A bubble of laughter swelled into the aching places in my chest, pushing the hurt aside so it could fall from my lips. I barked a loud laugh, and then smaller ones, until my shoulders were shaking and Zadie let out a tentative giggle.
“You’re not selling my hair, Sanderson,” I said between laughs.
Elena gave it a light tug. “Try me, Ortega.”
Lying there between my two roommates, I still hurt, but I didn’t feel like I was seconds from walking into the ocean with stones in my pockets. This sad girl wasn’t me. I’d never get over losing Mads, but Theo was a different story. By tomorrow, I’d forget he ever existed.

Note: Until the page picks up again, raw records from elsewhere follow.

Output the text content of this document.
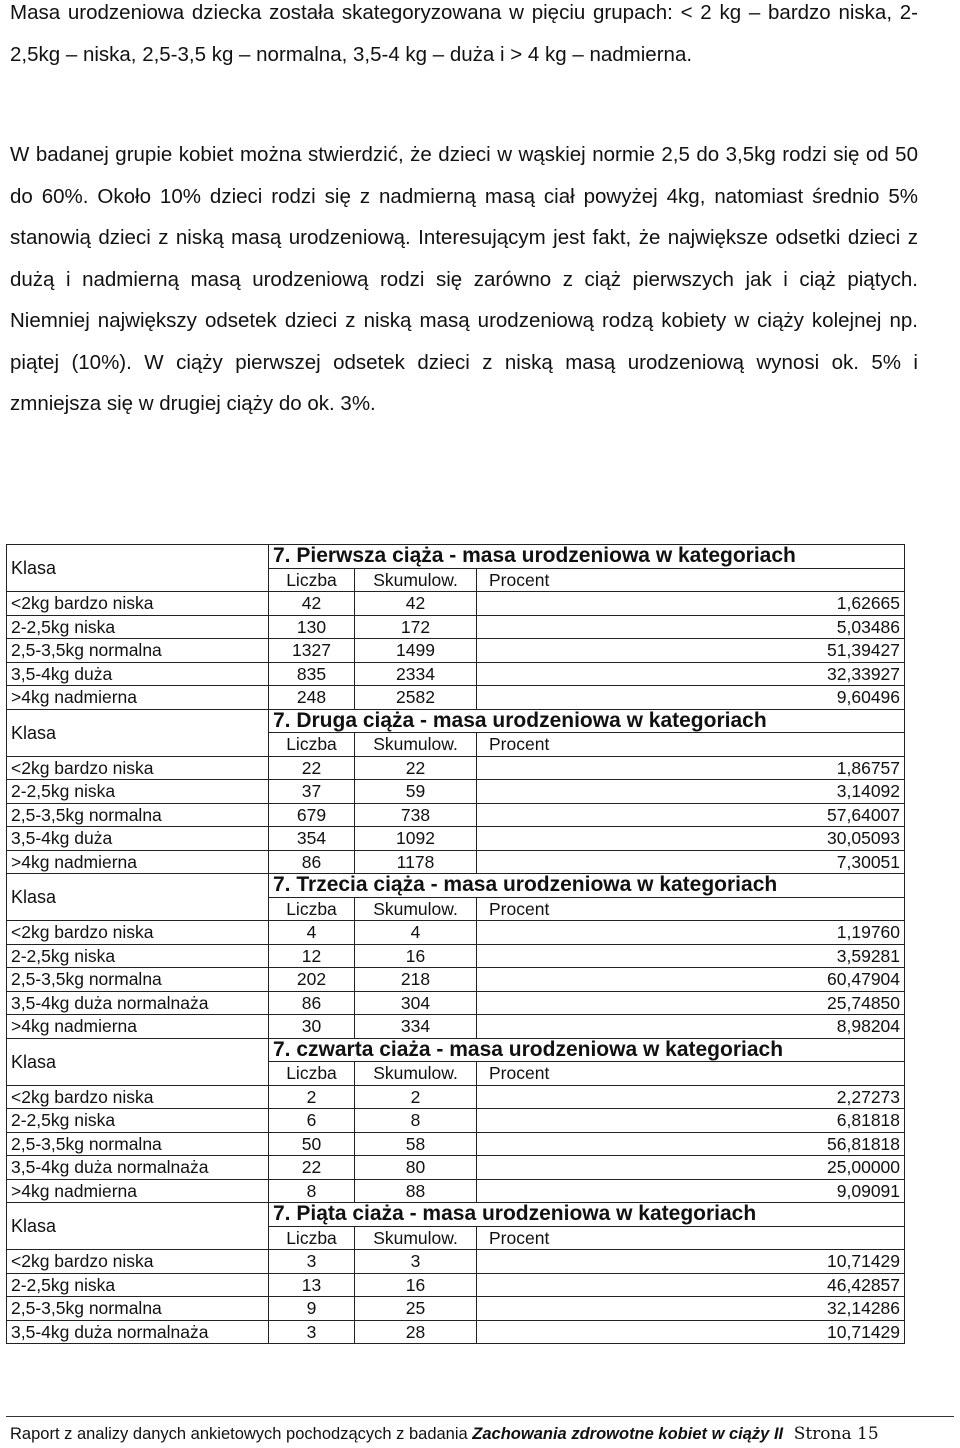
Masa urodzeniowa dziecka została skategoryzowana w pięciu grupach: < 2 kg – bardzo niska, 2-2,5kg – niska, 2,5-3,5 kg – normalna, 3,5-4 kg – duża i > 4 kg – nadmierna.
W badanej grupie kobiet można stwierdzić, że dzieci w wąskiej normie 2,5 do 3,5kg rodzi się od 50 do 60%. Około 10% dzieci rodzi się z nadmierną masą ciał powyżej 4kg, natomiast średnio 5% stanowią dzieci z niską masą urodzeniową. Interesującym jest fakt, że największe odsetki dzieci z dużą i nadmierną masą urodzeniową rodzi się zarówno z ciąż pierwszych jak i ciąż piątych. Niemniej największy odsetek dzieci z niską masą urodzeniową rodzą kobiety w ciąży kolejnej np. piątej (10%). W ciąży pierwszej odsetek dzieci z niską masą urodzeniową wynosi ok. 5% i zmniejsza się w drugiej ciąży do ok. 3%.
Klasa	7. Pierwsza ciąża - masa urodzeniowa w kategoriach		
	Liczba	Skumulow.	Procent
<2kg bardzo niska	42	42	1,62665
2-2,5kg niska	130	172	5,03486
2,5-3,5kg normalna	1327	1499	51,39427
3,5-4kg duża	835	2334	32,33927
>4kg nadmierna	248	2582	9,60496
Klasa	7. Druga ciąża - masa urodzeniowa w kategoriach		
	Liczba	Skumulow.	Procent
<2kg bardzo niska	22	22	1,86757
2-2,5kg niska	37	59	3,14092
2,5-3,5kg normalna	679	738	57,64007
3,5-4kg duża	354	1092	30,05093
>4kg nadmierna	86	1178	7,30051
Klasa	7. Trzecia ciąża - masa urodzeniowa w kategoriach		
	Liczba	Skumulow.	Procent
<2kg bardzo niska	4	4	1,19760
2-2,5kg niska	12	16	3,59281
2,5-3,5kg normalna	202	218	60,47904
3,5-4kg duża normalnaża	86	304	25,74850
>4kg nadmierna	30	334	8,98204
Klasa	7. czwarta ciaża - masa urodzeniowa w kategoriach		
	Liczba	Skumulow.	Procent
<2kg bardzo niska	2	2	2,27273
2-2,5kg niska	6	8	6,81818
2,5-3,5kg normalna	50	58	56,81818
3,5-4kg duża normalnaża	22	80	25,00000
>4kg nadmierna	8	88	9,09091
Klasa	7. Piąta ciaża - masa urodzeniowa w kategoriach		
	Liczba	Skumulow.	Procent
<2kg bardzo niska	3	3	10,71429
2-2,5kg niska	13	16	46,42857
2,5-3,5kg normalna	9	25	32,14286
3,5-4kg duża normalnaża	3	28	10,71429
Raport z analizy danych ankietowych pochodzących z badania Zachowania zdrowotne kobiet w ciąży II Strona 15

Forgetting someone existed wasn’t as easy as it sounded. Staring at the back of Theo’s stupid head for an hour on Monday during class hammered that point home. He was still alive and breathing the same air as me. Whether he deserved that privilege was debatable.
Lock tipped his chin toward me. “Are you okay?”
I jerked from where I’d been hunched over my notebook, digging my pen into the paper. “I’m...fine. But do you think you could walk with me today?”
His nostrils flared as his eyes traveled toward Theo, then back to me. “No problem.”